You old fossil! Odd-shaped rock found in garden is dinosaur bone from 135m years ago

By Daily Mail Reporter

Proud: John Ruggles with the 135million-year-old Plesiosaur's paddle bone he found in his rockery


To John Ruggles it was just an odd-shaped rock.

After it turned up in his rockery he moved it around his garden as an ornament for nine years, before eventually settling on a place for it in the greenhouse.

But the rock nagged away at his curiosity until eventually he gave in and sent it to experts at his local museum to be identified.

Their reply left him staggered - his lump of stone turned out to be a dinosaur fossil from 135million years ago.

The startling discovery of part of a Plesiosaur's paddle bone from the Jurassic period was described as 'very rare' by experts, who also said it was in 'stunning condition'.

It has been so well preserved that blood vessels are still visible in the sandstone-like rock, which measures 12in by 8in.

Mr Ruggles, 75, who lives with wife Eileen, 70, in a bungalow in Downham Market, Norfolk, said it was lucky he never threw it away.

'When we moved in I thought it seemed different to any other rock I had seen but I didn't know what it was so I just left it in the garden,' he said.

'But we were curious about it for a number of years and I thought, "I'm going to find out about it". When my daughter read out the letter from the museum we just couldn't believe it, and the age of it as well - you just can't think of something being that old.

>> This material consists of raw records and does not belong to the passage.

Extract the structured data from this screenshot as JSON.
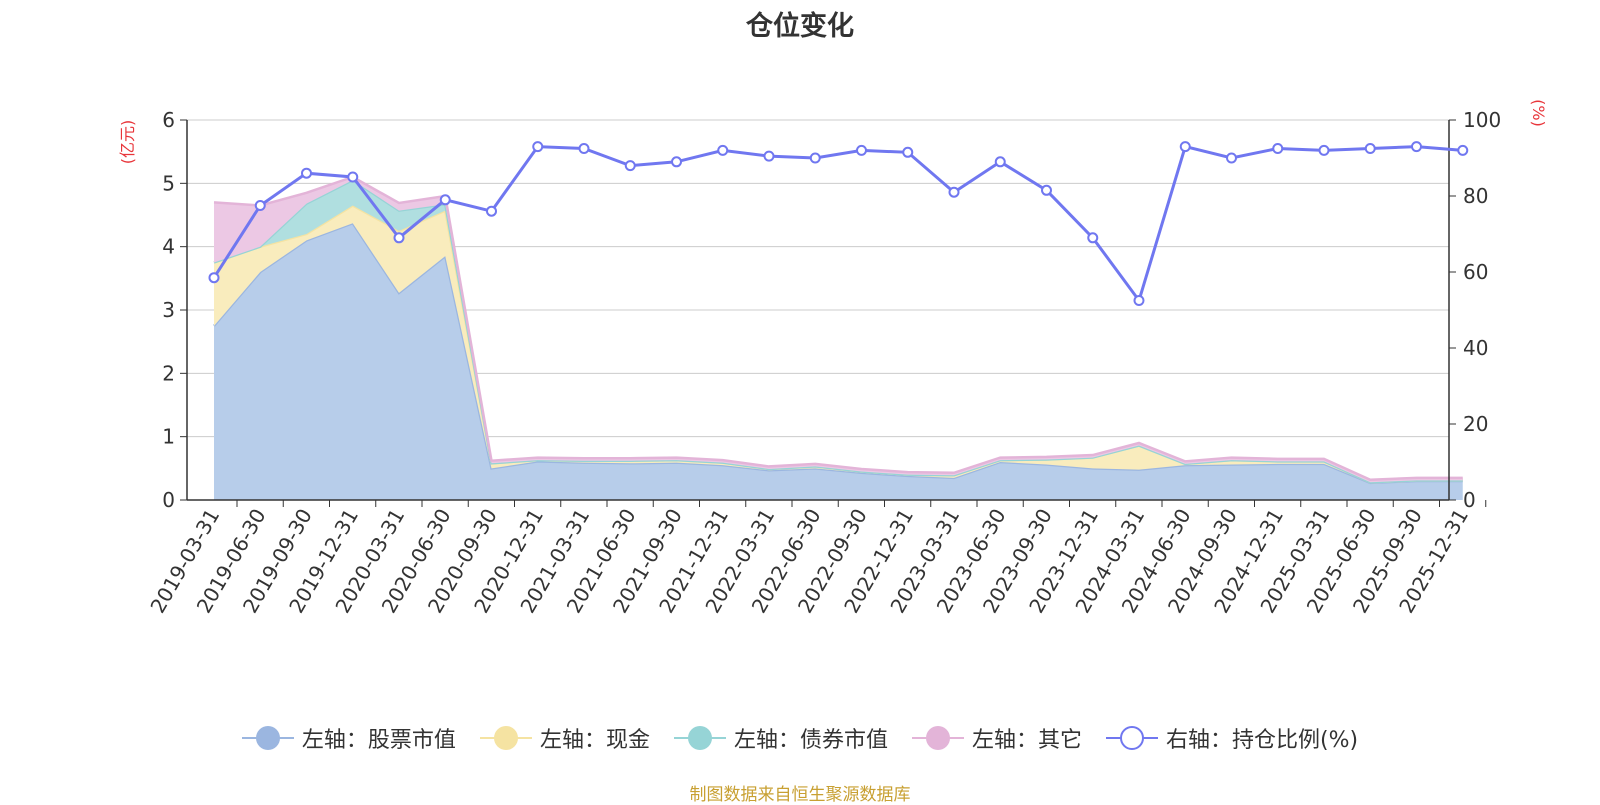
{
  "title": "仓位变化",
  "source_note": "制图数据来自恒生聚源数据库",
  "chart_data": {
    "type": "area",
    "title": "仓位变化",
    "x": [
      "2019-03-31",
      "2019-06-30",
      "2019-09-30",
      "2019-12-31",
      "2020-03-31",
      "2020-06-30",
      "2020-09-30",
      "2020-12-31",
      "2021-03-31",
      "2021-06-30",
      "2021-09-30",
      "2021-12-31",
      "2022-03-31",
      "2022-06-30",
      "2022-09-30",
      "2022-12-31",
      "2023-03-31",
      "2023-06-30",
      "2023-09-30",
      "2023-12-31",
      "2024-03-31",
      "2024-06-30",
      "2024-09-30",
      "2024-12-31",
      "2025-03-31",
      "2025-06-30",
      "2025-09-30",
      "2025-12-31"
    ],
    "y_left": {
      "unit": "(亿元)",
      "min": 0,
      "max": 6,
      "ticks": [
        0,
        1,
        2,
        3,
        4,
        5,
        6
      ]
    },
    "y_right": {
      "unit": "(%)",
      "min": 0,
      "max": 100,
      "ticks": [
        0,
        20,
        40,
        60,
        80,
        100
      ]
    },
    "grid": true,
    "legend_position": "bottom",
    "series": [
      {
        "name": "左轴：股票市值",
        "axis": "left",
        "kind": "stacked-area",
        "color": "#9bb6e0",
        "fill": "#b7cdea",
        "values": [
          2.75,
          3.6,
          4.1,
          4.37,
          3.27,
          3.85,
          0.5,
          0.61,
          0.59,
          0.58,
          0.59,
          0.55,
          0.47,
          0.5,
          0.43,
          0.38,
          0.35,
          0.6,
          0.56,
          0.5,
          0.48,
          0.55,
          0.56,
          0.57,
          0.57,
          0.27,
          0.3,
          0.3
        ]
      },
      {
        "name": "左轴：现金",
        "axis": "left",
        "kind": "stacked-area",
        "color": "#f5e3a2",
        "fill": "#f9ecbd",
        "values": [
          1.0,
          0.4,
          0.1,
          0.28,
          0.98,
          0.72,
          0.08,
          0.02,
          0.03,
          0.04,
          0.04,
          0.04,
          0.02,
          0.03,
          0.02,
          0.02,
          0.04,
          0.03,
          0.08,
          0.17,
          0.38,
          0.02,
          0.07,
          0.04,
          0.04,
          0.01,
          0.01,
          0.01
        ]
      },
      {
        "name": "左轴：债券市值",
        "axis": "left",
        "kind": "stacked-area",
        "color": "#96d4d6",
        "fill": "#b0dfe0",
        "values": [
          0,
          0,
          0.48,
          0.4,
          0.32,
          0.1,
          0,
          0,
          0,
          0,
          0,
          0,
          0,
          0,
          0,
          0,
          0,
          0,
          0,
          0,
          0,
          0,
          0,
          0,
          0,
          0,
          0,
          0
        ]
      },
      {
        "name": "左轴：其它",
        "axis": "left",
        "kind": "stacked-area",
        "color": "#e3b4d8",
        "fill": "#ecc8e4",
        "values": [
          0.95,
          0.65,
          0.17,
          0.05,
          0.12,
          0.13,
          0.04,
          0.04,
          0.04,
          0.04,
          0.04,
          0.04,
          0.04,
          0.04,
          0.04,
          0.04,
          0.04,
          0.04,
          0.04,
          0.04,
          0.04,
          0.04,
          0.04,
          0.04,
          0.04,
          0.04,
          0.04,
          0.04
        ]
      },
      {
        "name": "右轴：持仓比例(%)",
        "axis": "right",
        "kind": "line",
        "color": "#7077f0",
        "values": [
          58.5,
          77.5,
          86,
          85,
          69,
          79,
          76,
          93,
          92.5,
          88,
          89,
          92,
          90.5,
          90,
          92,
          91.5,
          81,
          89,
          81.5,
          69,
          52.5,
          93,
          90,
          92.5,
          92,
          92.5,
          93,
          92
        ]
      }
    ]
  }
}
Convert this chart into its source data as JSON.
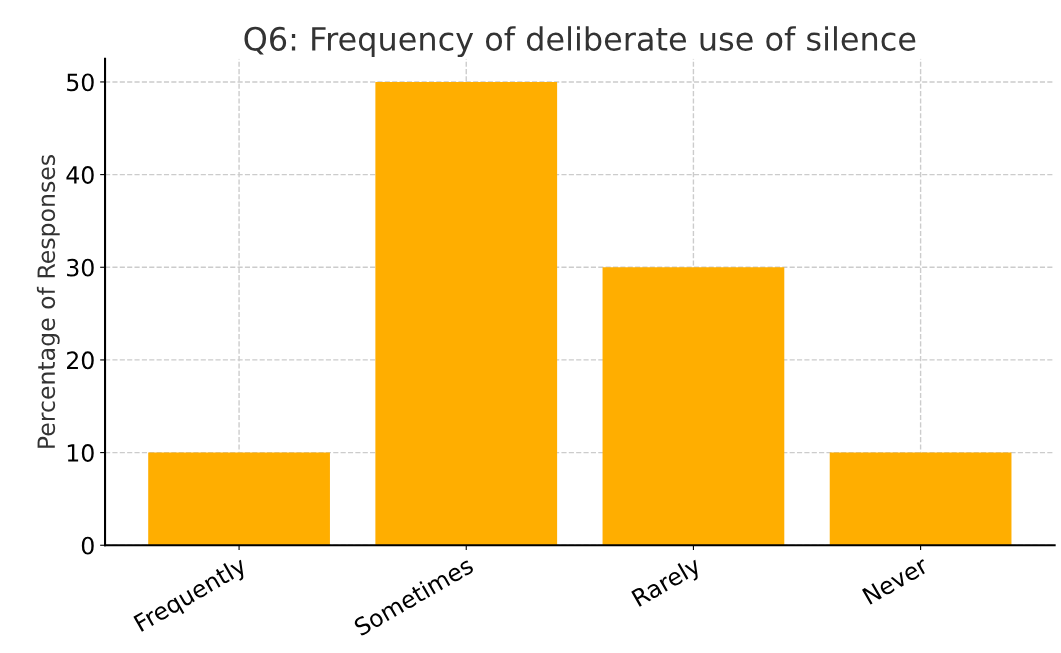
{
  "chart_data": {
    "type": "bar",
    "title": "Q6: Frequency of deliberate use of silence",
    "ylabel": "Percentage of Responses",
    "categories": [
      "Frequently",
      "Sometimes",
      "Rarely",
      "Never"
    ],
    "values": [
      10,
      50,
      30,
      10
    ],
    "color": "#ffae00",
    "ylim": [
      0,
      52.5
    ],
    "yticks": [
      0,
      10,
      20,
      30,
      40,
      50
    ],
    "grid": true,
    "legend": false
  }
}
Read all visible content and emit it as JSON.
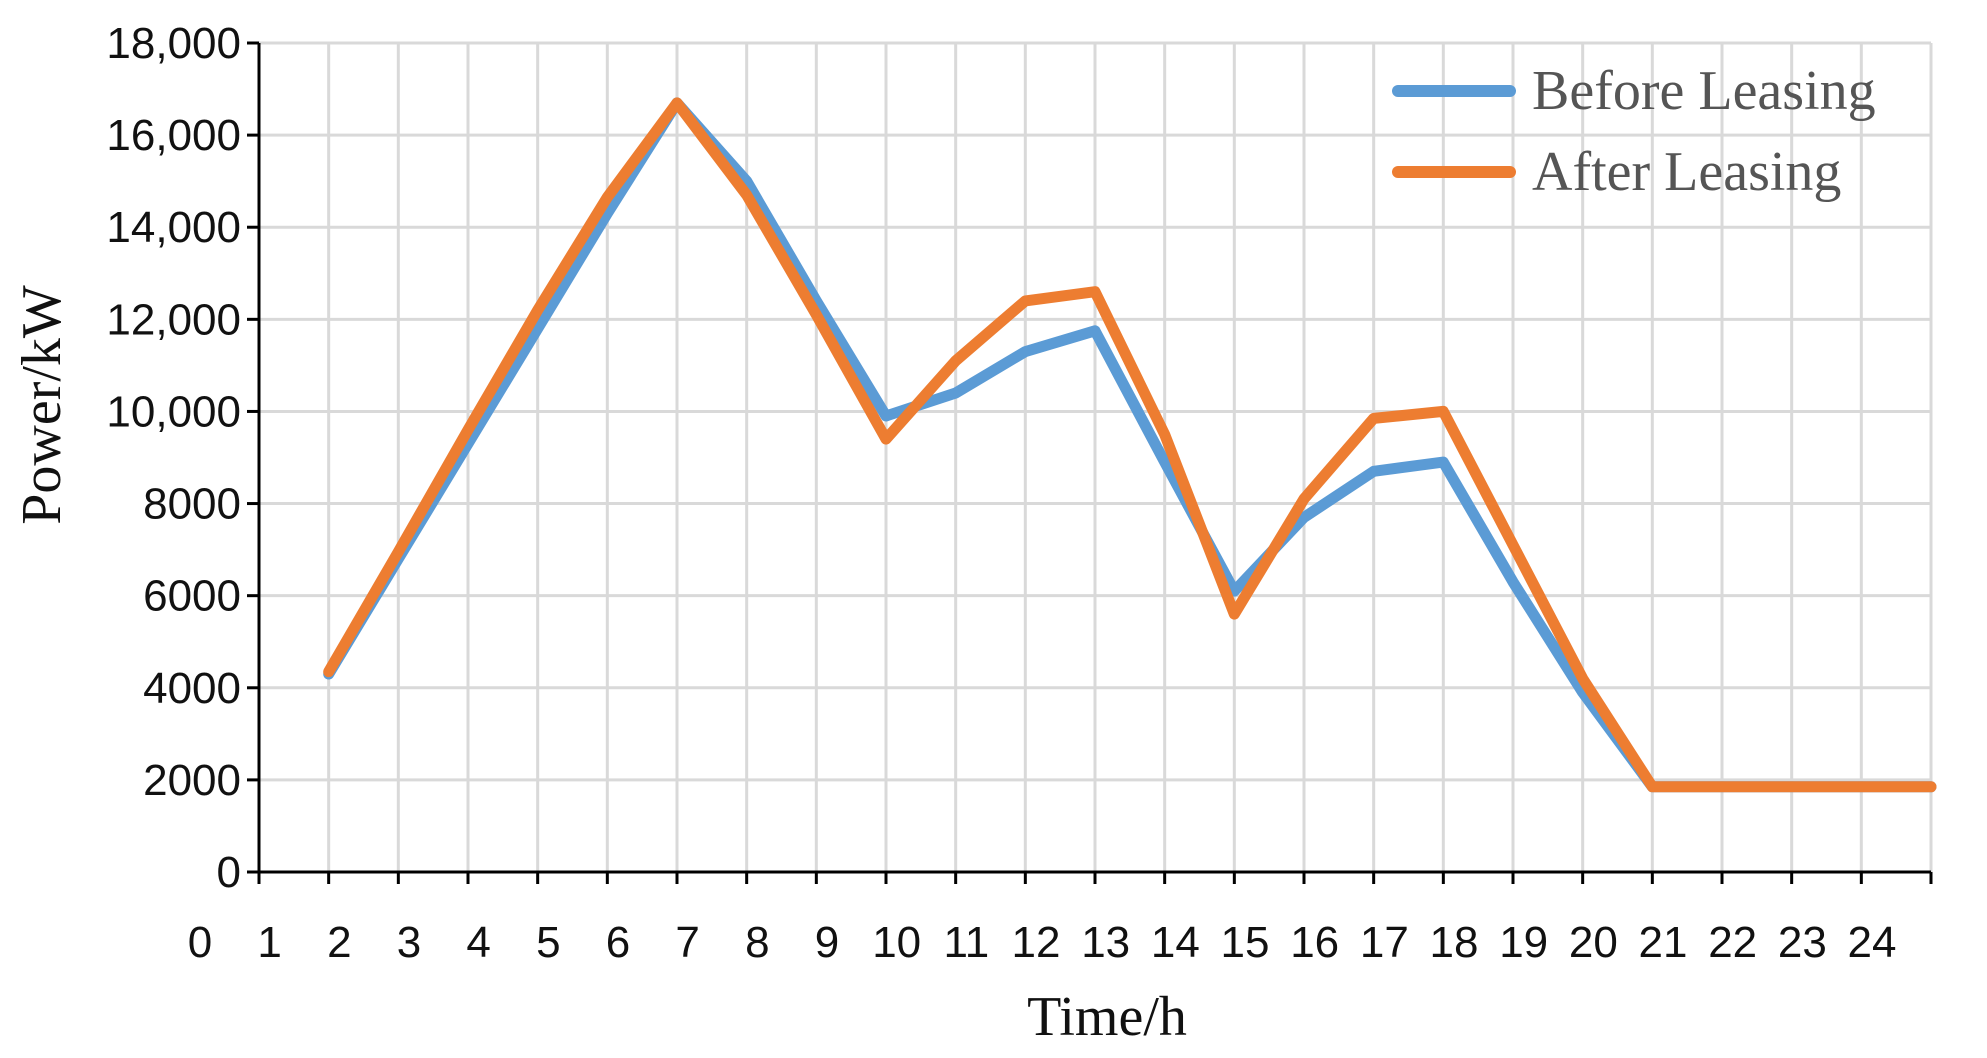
{
  "chart_data": {
    "type": "line",
    "title": "",
    "xlabel": "Time/h",
    "ylabel": "Power/kW",
    "xlim": [
      0,
      24
    ],
    "ylim": [
      0,
      18000
    ],
    "x_ticks": [
      "0",
      "1",
      "2",
      "3",
      "4",
      "5",
      "6",
      "7",
      "8",
      "9",
      "10",
      "11",
      "12",
      "13",
      "14",
      "15",
      "16",
      "17",
      "18",
      "19",
      "20",
      "21",
      "22",
      "23",
      "24"
    ],
    "y_ticks": [
      {
        "value": 0,
        "label": "0"
      },
      {
        "value": 2000,
        "label": "2000"
      },
      {
        "value": 4000,
        "label": "4000"
      },
      {
        "value": 6000,
        "label": "6000"
      },
      {
        "value": 8000,
        "label": "8000"
      },
      {
        "value": 10000,
        "label": "10,000"
      },
      {
        "value": 12000,
        "label": "12,000"
      },
      {
        "value": 14000,
        "label": "14,000"
      },
      {
        "value": 16000,
        "label": "16,000"
      },
      {
        "value": 18000,
        "label": "18,000"
      }
    ],
    "grid": true,
    "legend_position": "top-right",
    "x": [
      1,
      2,
      3,
      4,
      5,
      6,
      7,
      8,
      9,
      10,
      11,
      12,
      13,
      14,
      15,
      16,
      17,
      18,
      19,
      20,
      21,
      22,
      23,
      24
    ],
    "series": [
      {
        "name": "Before Leasing",
        "color": "#5b9bd5",
        "values": [
          4300,
          6800,
          9300,
          11800,
          14300,
          16700,
          15000,
          12400,
          9900,
          10400,
          11300,
          11750,
          8900,
          6100,
          7700,
          8700,
          8900,
          6300,
          3900,
          1850,
          1850,
          1850,
          1850,
          1850
        ]
      },
      {
        "name": "After Leasing",
        "color": "#ed7d31",
        "values": [
          4350,
          6950,
          9600,
          12200,
          14650,
          16700,
          14700,
          12100,
          9400,
          11100,
          12400,
          12600,
          9500,
          5600,
          8100,
          9850,
          10000,
          7100,
          4200,
          1850,
          1850,
          1850,
          1850,
          1850
        ]
      }
    ]
  }
}
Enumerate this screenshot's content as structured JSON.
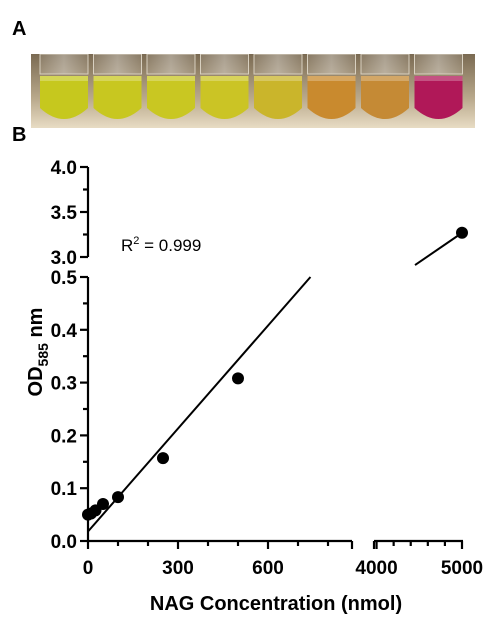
{
  "panel_a_label": "A",
  "panel_b_label": "B",
  "photo": {
    "tubes": [
      "#c6c81e",
      "#c8c720",
      "#c9c722",
      "#cbc425",
      "#cab52b",
      "#c98a2e",
      "#c58a35",
      "#b01858"
    ]
  },
  "chart_data": {
    "type": "scatter",
    "title": "",
    "xlabel": "NAG Concentration (nmol)",
    "ylabel_main": "OD",
    "ylabel_sub": "585",
    "ylabel_suffix": " nm",
    "annotation_base": "R",
    "annotation_sup": "2",
    "annotation_rest": " = 0.999",
    "x_axis": {
      "segments": [
        {
          "range": [
            0,
            880
          ],
          "ticks": [
            0,
            300,
            600
          ],
          "tick_labels": [
            "0",
            "300",
            "600"
          ],
          "minor_step": 100
        },
        {
          "range": [
            3970,
            5000
          ],
          "ticks": [
            4000,
            5000
          ],
          "tick_labels": [
            "4000",
            "5000"
          ],
          "minor_step": 200
        }
      ]
    },
    "y_axis": {
      "segments": [
        {
          "range": [
            0,
            0.5
          ],
          "ticks": [
            0.0,
            0.1,
            0.2,
            0.3,
            0.4,
            0.5
          ],
          "tick_labels": [
            "0.0",
            "0.1",
            "0.2",
            "0.3",
            "0.4",
            "0.5"
          ]
        },
        {
          "range": [
            3.0,
            4.0
          ],
          "ticks": [
            3.0,
            3.5,
            4.0
          ],
          "tick_labels": [
            "3.0",
            "3.5",
            "4.0"
          ]
        }
      ]
    },
    "points": [
      {
        "x": 0,
        "y": 0.05
      },
      {
        "x": 10,
        "y": 0.052
      },
      {
        "x": 25,
        "y": 0.058
      },
      {
        "x": 50,
        "y": 0.07
      },
      {
        "x": 100,
        "y": 0.083
      },
      {
        "x": 250,
        "y": 0.157
      },
      {
        "x": 500,
        "y": 0.308
      },
      {
        "x": 5000,
        "y": 3.27
      }
    ],
    "fit_line": {
      "slope": 0.00065,
      "intercept": 0.018
    },
    "grid": false
  }
}
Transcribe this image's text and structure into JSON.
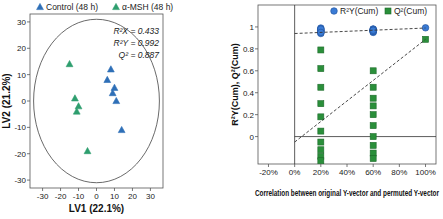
{
  "chart_data": [
    {
      "type": "scatter",
      "xlabel": "LV1 (22.1%)",
      "ylabel": "LV2 (21.2%)",
      "xlim": [
        -37,
        37
      ],
      "ylim": [
        -33,
        33
      ],
      "xticks": [
        -30,
        -20,
        -10,
        0,
        10,
        20,
        30
      ],
      "yticks": [
        -30,
        -20,
        -10,
        0,
        10,
        20,
        30
      ],
      "legend": "top",
      "annotations": [
        "R²X = 0.433",
        "R²Y = 0.992",
        "Q² = 0.887"
      ],
      "ellipse": {
        "rx": 35,
        "ry": 31
      },
      "series": [
        {
          "name": "Control (48 h)",
          "color": "#2e6fb7",
          "marker": "triangle",
          "x": [
            8,
            6,
            10,
            9,
            11,
            14
          ],
          "values": [
            12,
            8,
            5,
            3,
            0,
            -11
          ]
        },
        {
          "name": "α-MSH (48 h)",
          "color": "#2e9e6e",
          "marker": "triangle",
          "x": [
            -15,
            -12,
            -10,
            -11,
            -5
          ],
          "values": [
            14,
            1,
            -2,
            -4,
            -19
          ]
        }
      ]
    },
    {
      "type": "scatter",
      "xlabel": "Correlation between original Y-vector and permuted Y-vector",
      "ylabel": "R²Y(Cum), Q²(Cum)",
      "xlim": [
        -28,
        108
      ],
      "ylim": [
        -0.25,
        1.2
      ],
      "xticks": [
        {
          "value": -20,
          "label": "-20%"
        },
        {
          "value": 0,
          "label": "0%"
        },
        {
          "value": 20,
          "label": "20%"
        },
        {
          "value": 40,
          "label": "40%"
        },
        {
          "value": 60,
          "label": "60%"
        },
        {
          "value": 80,
          "label": "80%"
        },
        {
          "value": 100,
          "label": "100%"
        }
      ],
      "yticks": [
        0,
        0.2,
        0.4,
        0.6,
        0.8,
        1
      ],
      "legend": "top right",
      "series": [
        {
          "name": "R²Y(Cum)",
          "color": "#3a7bd5",
          "marker": "circle",
          "x": [
            20,
            20,
            20,
            20,
            20,
            20,
            20,
            20,
            20,
            20,
            60,
            60,
            60,
            60,
            60,
            60,
            60,
            60,
            60,
            60,
            100
          ],
          "values": [
            0.99,
            0.98,
            0.97,
            0.96,
            0.95,
            0.94,
            0.97,
            0.96,
            0.98,
            0.95,
            0.98,
            0.97,
            0.96,
            0.97,
            0.98,
            0.95,
            0.96,
            0.97,
            0.96,
            0.97,
            0.992
          ]
        },
        {
          "name": "Q²(Cum)",
          "color": "#2a8f3a",
          "marker": "square",
          "x": [
            20,
            20,
            20,
            20,
            20,
            20,
            20,
            20,
            20,
            20,
            60,
            60,
            60,
            60,
            60,
            60,
            60,
            60,
            60,
            60,
            100
          ],
          "values": [
            0.79,
            0.62,
            0.45,
            0.3,
            0.18,
            0.05,
            -0.05,
            -0.12,
            -0.18,
            -0.22,
            0.6,
            0.45,
            0.35,
            0.28,
            0.2,
            0.1,
            0.0,
            -0.08,
            -0.15,
            -0.2,
            0.887
          ]
        },
        {
          "type": "line",
          "line_style": "dashed",
          "color": "#333333",
          "x": [
            0,
            100
          ],
          "values": [
            0.94,
            0.99
          ]
        },
        {
          "type": "line",
          "line_style": "dashed",
          "color": "#333333",
          "x": [
            0,
            100
          ],
          "values": [
            -0.05,
            0.887
          ]
        }
      ]
    }
  ]
}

'To think it was just sitting in the garden for all those years!'


Survivor: The fossil is a Plesiosaur's paddle bone - the part which joins the fin to its body


Mr Ruggles, a retired British Gas meter reader, sent the rock to Lynn Museum in King's Lynn in December. They passed it on to experts at the Sedgewick Museum of Earth Science in Cambridge for testing.

He returned from a holiday in Florida with his family to find the letter with the experts' verdict. Mr Ruggles now plans to donate the fossil to Lynn Museum's permanent collection.

But first the father-of-two says he will let granddaughter Emily Ruggles-Brown, seven, take the rock to school for a show-and-tell.

'When it goes into the museum people will be able to go and see the bone but not touch it,' Mr Ruggles said.

'But it's the beauty and excitement of something so old that makes it really special. I have been handling it for nine years or more but other people haven't had the chance - but I'd never sell it. It belongs in the museum.'

A spokesman for Lynn Museum said: 'You can still see the blood vessels on the bone itself which is very rare. Usually it's just bone that is preserved rather than fleshy parts.

'It was a chance in a million that he found it in his garden and it's a very nice specimen indeed - we will be extremely pleased to have it in the museum collection.'

The Plesiosaur was a large marine reptile which fed on fish and smaller reptiles. It had an extremely long neck and tail and four flippers to propel itself through the water in a 'flying' motion.

The ocean dweller could grow to lengths of up to 40ft and is known to have lived from the late Triassic period through the Jurassic period and into the late Cretaceous period.